Don’t believe the “Breaking News” hype (NYT science section version)

Gary Schwitzer explains why we should not believe the above claim, which points to this news article. Here’s Schwitzer:

What does/should breaking news mean? I suggest that it means “Drop everything….this is something you must know right now…it will rock your world” – or something similar.

But here is what the term was applied to:

– a story about one person in an experiment – a person apparently not even being followed by the researchers anymore;

– a finding reported by two researchers who – according to the revelation that begins in the story’s seventh paragraph – were found by the German Research Foundation to have committed scientific misconduct and were sanctioned by that group;

– a finding which one researcher quoted in the story said “should be taken with a massive mountain of salt”;

– a story that was also reported the same day by STAT – perhaps even earlier in the day by STAT. Since I don’t buy into the whole breaking news hype, I don’t get into judgment about who was first. Either way, it makes the whole “Breaking News” BS more evident.

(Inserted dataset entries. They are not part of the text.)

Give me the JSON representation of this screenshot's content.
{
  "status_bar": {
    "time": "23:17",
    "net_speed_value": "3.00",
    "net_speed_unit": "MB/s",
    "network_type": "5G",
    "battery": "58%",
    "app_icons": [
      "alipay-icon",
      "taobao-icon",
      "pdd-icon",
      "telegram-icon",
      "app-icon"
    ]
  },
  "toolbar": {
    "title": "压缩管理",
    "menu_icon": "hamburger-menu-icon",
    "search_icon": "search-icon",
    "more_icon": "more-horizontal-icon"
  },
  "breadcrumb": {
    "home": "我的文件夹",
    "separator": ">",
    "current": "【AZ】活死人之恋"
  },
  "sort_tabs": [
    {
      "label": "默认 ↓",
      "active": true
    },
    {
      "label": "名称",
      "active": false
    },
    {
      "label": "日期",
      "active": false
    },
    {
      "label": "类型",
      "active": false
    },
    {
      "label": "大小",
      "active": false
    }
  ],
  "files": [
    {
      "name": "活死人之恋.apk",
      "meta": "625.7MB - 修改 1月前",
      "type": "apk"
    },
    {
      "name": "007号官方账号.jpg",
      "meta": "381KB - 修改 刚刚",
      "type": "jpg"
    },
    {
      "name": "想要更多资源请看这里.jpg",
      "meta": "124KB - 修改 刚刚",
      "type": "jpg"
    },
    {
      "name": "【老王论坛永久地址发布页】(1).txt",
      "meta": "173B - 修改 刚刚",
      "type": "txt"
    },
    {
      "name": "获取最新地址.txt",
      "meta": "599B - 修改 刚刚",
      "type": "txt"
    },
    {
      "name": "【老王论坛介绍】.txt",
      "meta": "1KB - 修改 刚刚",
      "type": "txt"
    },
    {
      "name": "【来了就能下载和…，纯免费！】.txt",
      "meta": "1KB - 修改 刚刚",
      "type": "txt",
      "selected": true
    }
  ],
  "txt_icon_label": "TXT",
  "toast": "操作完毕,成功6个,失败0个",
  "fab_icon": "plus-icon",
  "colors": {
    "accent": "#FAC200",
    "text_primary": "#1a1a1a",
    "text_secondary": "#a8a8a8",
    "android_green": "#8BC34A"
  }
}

– a story that STAT’s headline handled much more reasonably, stating: “With new ‘brain-reading’ research, a once-tarnished scientist seeks redemption.” That puts the elephant in the room actually in the room much sooner for all readers to see immediately.

– a story that the NYT writer promoted in Twitter in this way: “tadaa! My first article for @nytimes is out.”

Schwitzer concludes:

I emphasize that research looking for ways to help paralyzed people communicate is important. Some impressive, meaningful advances have already been made in this field.

Readers don’t benefit from “Breaking News” hype. Please allow the science, the data, the long-term results replicated by others to speak for itself.

I agree. The good news is that the NYT article has lots of interesting details and discussions. In many ways it’s an excellent science story. Which makes it even more frustrating that they hype it in this way and that they bury the “elephant” of the researchers’ history of scientific fraud, which is discussed in detail in the STAT article by Meghana Keshavan.

I saved the best for last

If you go that NYT article on the web, you’ll find this at the very end:

Wow. Really going all-in on the classic pattern of finding the most trivial, unimportant errors to correct.

7 thoughts on “Don’t believe the “Breaking News” hype (NYT science section version)

  1. Given his background, the author may have been more excited than most about the topic. It is an actual exciting neuroscience result:

    I was a research assistant in Paris, studying the neuroscience of conscious perception, but quickly became disillusioned with what being a scientist entailed: too much sitting around, coding, with only incremental results. I wanted to learn more, faster. So I took some months off traveling mindlessly across South America and at some point the idea of being a journalist suddenly struck me as appealing. I jumped into a degree in science journalism at NYU and it turned out to be a great fit.

    https://www.nasw.org/article/meet-new-member-jonathan-moens

    But for most people, this likely gets filed away with all the “coffee is good/bad for you” studies.

  2. I don’t ever watch television or online “news” of the “breaking” variety. But I recall once a few years ago I went in a restaurant at lunch time and all their TV’s were tuned to a “news” broadcast were showing a ginormous building being gutted by spectacular flames. Stupid me I assumed it was a local TV station and wondered what building it was.

    I couldn’t identify the building so I looked closer at the BREAKING NEWS crawler at the bottom of the screen. It was a warehouse fire in some town 1,000 miles away, the station was CNN (or some other cable news) and the fire footage from around midnight the night before. Guess it was a slow news day, that was the most “breaking” thing they could find even twelve hours later.

  3. “– a story that the NYT writer promoted in Twitter in this way: “tadaa! My first article for @nytimes is out.”

    I agree with Schitzer’s general complaint but I don’t see why this is relevant. The guy just seemed excited to have his first article in NYT published and said so on his Twitter profile. I don’t see why that’s a problem, or what is has to do with the suitability of the “breaking news” tag.

    • Djad:

      It’s fine for the author to be proud of his work. I’m proud of my work too! One problem is when the goal is publication rather than accurate reporting; the other problem is the perverse incentive: a less accurate, more sensational, story can be more likely to be published and publicized (for example, advertised as “Breaking News”).

      • Andrew:

        I understand and agree with the overall point of the post, I just don’t get why that *specific* point (the author’s tweet) was brought up.